Какотопия (Страна зла)
«Где бы ты ни был, ты всегда должен работать. Никогда нет оправдания праздности. Нет ни таверн, ни публичных заведений, ни домов терпимости. Нет шансов соблазна, нет мест для тайных встреч. Ты у всех на виду. Ты не только должен работать и работать, ты должен правильно использовать свободное время». Это приблизительный перевод из «Утопии» сэра Томаса Мора. В латинском оригинале выглядит не так скверно. А на расхожем английском приобретает привкус ангсоца.
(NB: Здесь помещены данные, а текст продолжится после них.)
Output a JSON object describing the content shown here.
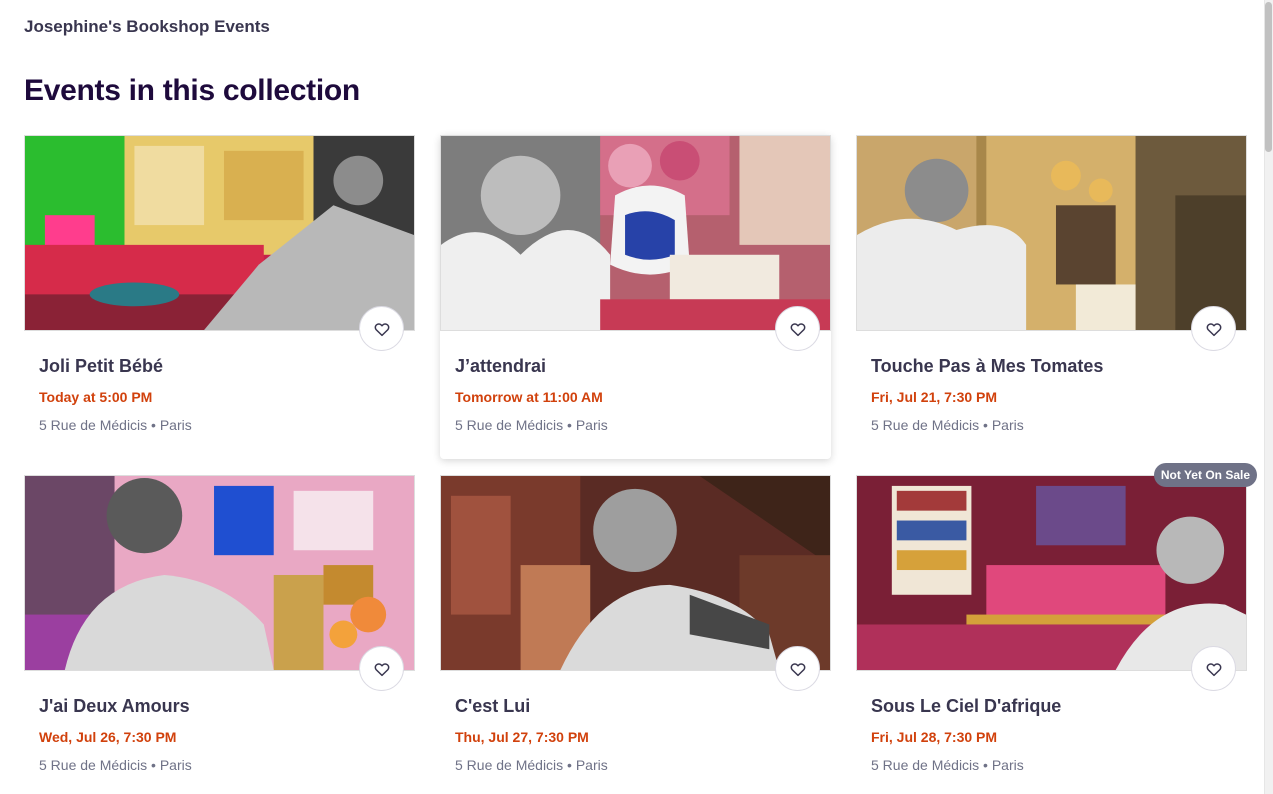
{
  "organizer": {
    "name": "Josephine's Bookshop Events"
  },
  "section": {
    "title": "Events in this collection"
  },
  "events": [
    {
      "title": "Joli Petit Bébé",
      "date": "Today at 5:00 PM",
      "venue": "5 Rue de Médicis • Paris"
    },
    {
      "title": "J’attendrai",
      "date": "Tomorrow at 11:00 AM",
      "venue": "5 Rue de Médicis • Paris"
    },
    {
      "title": "Touche Pas à Mes Tomates",
      "date": "Fri, Jul 21, 7:30 PM",
      "venue": "5 Rue de Médicis • Paris"
    },
    {
      "title": "J'ai Deux Amours",
      "date": "Wed, Jul 26, 7:30 PM",
      "venue": "5 Rue de Médicis • Paris"
    },
    {
      "title": "C'est Lui",
      "date": "Thu, Jul 27, 7:30 PM",
      "venue": "5 Rue de Médicis • Paris"
    },
    {
      "title": "Sous Le Ciel D'afrique",
      "date": "Fri, Jul 28, 7:30 PM",
      "venue": "5 Rue de Médicis • Paris",
      "badge": "Not Yet On Sale"
    }
  ],
  "icons": {
    "favorite": "heart-outline-icon"
  },
  "colors": {
    "date": "#d1410c",
    "heading": "#1e0a3c",
    "text": "#39364f",
    "muted": "#6f7287",
    "badge": "#6f7287"
  }
}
Сам термин «утопия», придуманный Мором, всегда наводил на мысль о привольности и комфорте, стране лотоса, но означает он лишь вымышленное общество, будь то хорошее или дурное. Греческие элементы, составляющие это слово, – «ou», что значит «не» или «нет», и «topos», что значит «место». В сознании многих «ou» подменяется «eu», что означает «хороший, добрый, приятный, выгодный». Утопии противопоставляли дистопию, но оба термина подпадают под утопическую шапку. Я предпочитаю называть воображаемое общество Оруэлла какотопией – в духе какофонии или какодемона. Звучит хуже, чем дистопия, и незачем говорить, что ни одного из этих терминов не найдешь в новоязе.
Большинство картин будущего какотопичны. Джордж Оруэлл был страстным приверженцем какотопических домыслов, и его «1984» можно считать финалистом конкурса «Худший из воображаемых миров». Его роман идет с большим отрывом, а второй в списке худших ночных кошмаров выглядит несколько выдохшимся, но без этой книги Оруэлл вообще, возможно, не захотел бы соревноваться.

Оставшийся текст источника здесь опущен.